Che non lo si vuole. La situazione in Afghanistan per me si potrebbe risolvere in pochi mesi, la guerra non è tra noi afgani. Evidentemente alle potenze straniere fa comodo, per i loro interessi, avere un Paese dove testare liberamente super bombe come ha fatto Trump, senza che un presidente che ha studiato negli Usa dicesse nulla.

D. A parte i terroristi dell'Isis che si afferma di aver colpito, non si sono avute notizie di morti civili per un ordigno di quasi 10 mila tonnellate.
R.
Lì non ci sono televisioni e le comunicazioni sono scarse. Nella mia zona d'origine, non lontana, gira voce che l'Isis abbia abbandonato i suoi covi prima che la bomba venisse sganciata, magari perché avvertito. Di sicuro invece saranno morti diversi civili.

D. Quando racconta la sua storia di denuncia scrive e dice che tutto oggi «parte dal Pakistan, alleato degli Usa e quindi non direttamente attaccabile».
R. È lì che è stato trovato Bin Laden, lì si rifugiano altri fondamentalisti. Da lì arrivano i finanziamenti e gli aiuti ai talebani. Nelle aree della frontiera tra Pakistan e Afghanistan c'è un corridoio di jihadisti, con diversi campi d'addestramento.

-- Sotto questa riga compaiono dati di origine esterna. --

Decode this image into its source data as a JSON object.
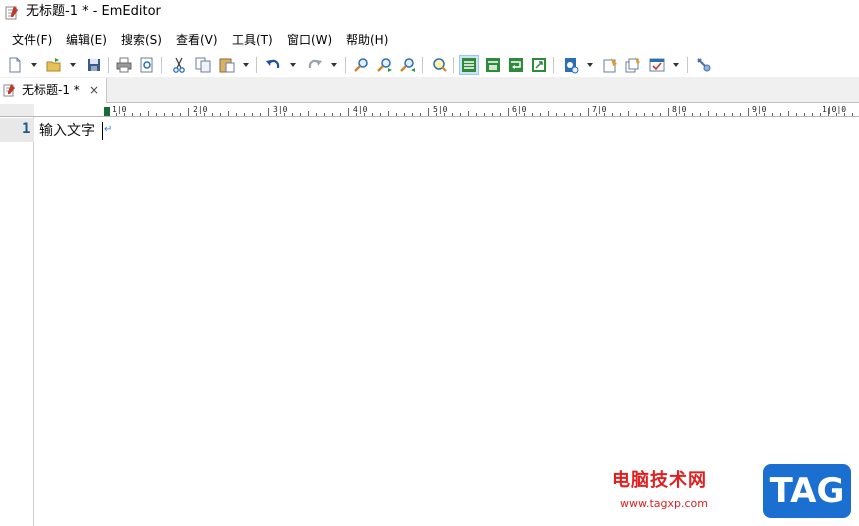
{
  "window": {
    "title": "无标题-1 * - EmEditor",
    "icon": "notepad-icon"
  },
  "menu": {
    "items": [
      {
        "label": "文件(F)"
      },
      {
        "label": "编辑(E)"
      },
      {
        "label": "搜索(S)"
      },
      {
        "label": "查看(V)"
      },
      {
        "label": "工具(T)"
      },
      {
        "label": "窗口(W)"
      },
      {
        "label": "帮助(H)"
      }
    ]
  },
  "toolbar": {
    "buttons": [
      "new-file-icon",
      "open-folder-icon",
      "save-icon",
      "print-icon",
      "print-preview-icon",
      "cut-icon",
      "copy-icon",
      "paste-icon",
      "undo-icon",
      "redo-icon",
      "find-icon",
      "find-next-icon",
      "find-previous-icon",
      "highlight-icon",
      "markers-icon",
      "wrap-off-icon",
      "wrap-by-chars-icon",
      "wrap-by-window-icon",
      "encoding-icon",
      "configuration-icon",
      "all-configurations-icon",
      "customize-icon",
      "plugins-icon"
    ]
  },
  "tabs": [
    {
      "label": "无标题-1 *",
      "close": "×",
      "icon": "notepad-icon"
    }
  ],
  "ruler": {
    "labels": [
      "1|0",
      "2|0",
      "3|0",
      "4|0",
      "5|0",
      "6|0",
      "7|0",
      "8|0",
      "9|0",
      "1|0|0"
    ]
  },
  "editor": {
    "line_numbers": [
      "1"
    ],
    "lines": [
      "输入文字"
    ],
    "eol_mark": "↵"
  },
  "watermark": {
    "title": "电脑技术网",
    "url": "www.tagxp.com",
    "badge": "TAG"
  },
  "colors": {
    "accent": "#1a6fd1",
    "line_number": "#1a5a8a",
    "watermark_red": "#e02020"
  }
}
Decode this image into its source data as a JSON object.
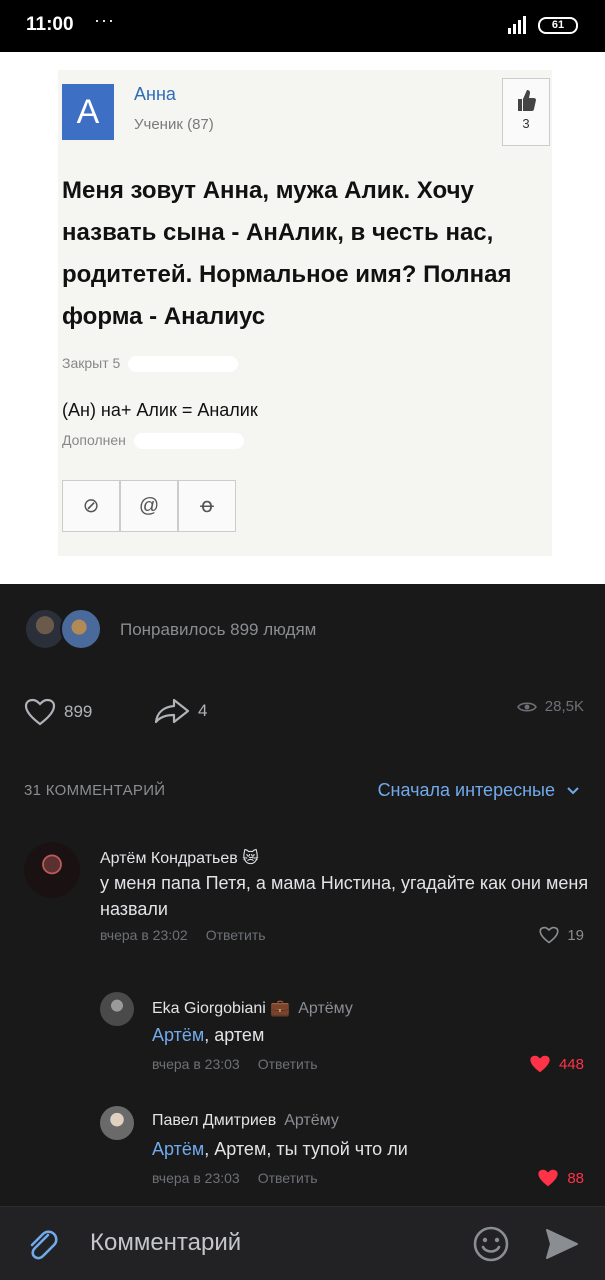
{
  "status_bar": {
    "time": "11:00",
    "dots": "···",
    "battery": "61"
  },
  "post": {
    "qa": {
      "avatar_letter": "А",
      "author": "Анна",
      "rank": "Ученик (87)",
      "like_count": "3",
      "question": "Меня зовут Анна, мужа Алик. Хочу назвать сына - АнАлик, в честь нас, родитетей. Нормальное имя? Полная форма - Аналиус",
      "closed_label": "Закрыт 5",
      "addition": "(Ан) на+ Алик = Аналик",
      "added_label": "Дополнен"
    },
    "liked_by": "Понравилось 899 людям",
    "likes": "899",
    "shares": "4",
    "views": "28,5K"
  },
  "comments_section": {
    "count_label": "31 КОММЕНТАРИЙ",
    "sort_label": "Сначала интересные"
  },
  "comments": [
    {
      "author": "Артём Кондратьев 😿",
      "text": "у меня папа Петя, а мама Нистина, угадайте как они меня назвали",
      "time": "вчера в 23:02",
      "reply": "Ответить",
      "likes": "19"
    },
    {
      "author": "Eka Giorgobiani 💼",
      "reply_to": "Артёму",
      "mention": "Артём",
      "text": ", артем",
      "time": "вчера в 23:03",
      "reply": "Ответить",
      "likes": "448"
    },
    {
      "author": "Павел Дмитриев",
      "reply_to": "Артёму",
      "mention": "Артём",
      "text": ", Артем, ты тупой что ли",
      "time": "вчера в 23:03",
      "reply": "Ответить",
      "likes": "88"
    }
  ],
  "composer": {
    "placeholder": "Комментарий"
  },
  "colors": {
    "accent": "#71aaeb",
    "liked": "#ff3347",
    "background": "#19191a"
  }
}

L'Italia dà protezione agli afgani, la Germania non più. Mio fratello minore è stato respinto

Atai Walimohammad

Mediatore e scultore.

D. La sua famiglia vive ancora nel villaggio vicino al confine?
R.
No. Dopo che i talebani per ritorsione ci hanno bruciato la casa sarebbe impossibile. Grazie ai guadagni del mio lavoro mando delle rimesse a mia madre e a mia sorella, che hanno permesso loro il trasferimento in città. Ho poi un fratellastro maggiore a Crotone, che presto mi raggiungerà a Pavia.

D. Anche a lui è stato accettato il diritto all'asilo?
R.
Sì. Atai Liaqat Ali era medico come mio padre, in un ospedale privato. Se non ci avessero perseguitato non avremmo avuto problemi economici. I talebani gli hanno chiesto di lavorare per lui e al suo rifiuto hanno bruciato anche la sua clinica e lo hanno rapito, torturato con l'elettroshock e scaricato sul ciglio della strada. In Pakistan ha fatto delle cure antipsicotiche ma non è più tornato autonomo.

D. In Italia sta ricevendo sostegno?
R.
Viene seguito al Sud nel centro per richiedenti asilo, per i gravi danni al cervello ha ancora disturbi mentali come del resto mia madre, che per i traumi subiti deve prendere psicofarmaci. Ma una volta che si ha lo status di rifugiato si è liberi dalle strutture: verrà al Nord, lo aiuterò io.

D. I legali hanno esaminato e accolto le vostre storie documentate.
R.
L'Italia dà protezione agli afgani, la Germania non più. La domanda di mio fratello più piccolo è stata respinta, nonostante le sue prove di video, foto e lettere. Ora aspetta l'esito del suo ricorso a Monaco: anche lui è stato accusato di essere una spia, picchiato e torturato dai talebani. Ma l'assurdo è che la Germania nega che ci sia guerra in Afghanistan, un Paese dove vengono uccise più di 300 persone al giorno! Siamo grati all'Italia.

D. Com'è la sua giornata tipo nel nostro Paese?
R.
Contribuisco a insegnare l'italiano agli stranieri. Con loro facciamo anche laboratori artistici. Qui ho trovato una nuova famiglia composta dai miei colleghi e dai ragazzi, la maggioranza africani, che ospitiamo. Ma ho ancora un sogno da realizzare, anzi due.

D. Ha una vita davanti.
R.
Un giorno vorrei diventare medico psicologo come mio papà. E mi batterò anche perché in Afghanistan torni riconosciuto il diritto all'istruzione: nessuno se lo ricorda, ma la mia era una terra di studiosi e letterati. E ancora negli Anni 70 le donne, in un Paese musulmano, studiavano e non portavano il velo.